Alocasia cuprea was described in the 1860s and remains one of the most striking alocasias in cultivation. The metallic sheen comes from cell structures in the leaf epidermis and is at its strongest in young, fully expanded leaves.

Care Priorities

  • Sharp drainage and a chunky mix — root rot is the leading killer.
  • Bright filtered light shows off the copper sheen at its best.
  • Hold humidity above 60 percent; new leaves come in deformed below this.
  • Avoid wetting the leaves; water spots show clearly on the metallic surface.

Common Problems

Yellow leaves with mushy bases is overwatering. Dull, matte upper leaf surface in older leaves is normal aging — the sheen fades as leaves get older. New leaves coming in stunted is low humidity.

Sources & further reading (3)
  1. encyclopedia — accessed 2026-04-28
  2. botanical-garden — accessed 2026-04-28
  3. toxicity-database — accessed 2026-04-28

Frequently asked questions

Is the copper colour natural or marketing?

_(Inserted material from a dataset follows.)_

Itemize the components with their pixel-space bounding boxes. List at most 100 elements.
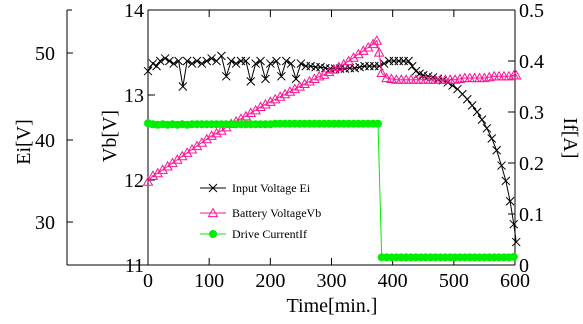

It is natural. The sheen comes from layers of cells under the leaf surface that reflect light. The Red Secret cultivar emphasises a more pinkish underside.

Can I propagate it from a leaf cutting?

No. Propagate from corm divisions, like other alocasias.

Why is my cuprea always limp?

Limp leaves usually mean root issues. Unpot, check the corm — firm and pale is healthy, soft and brown is rot.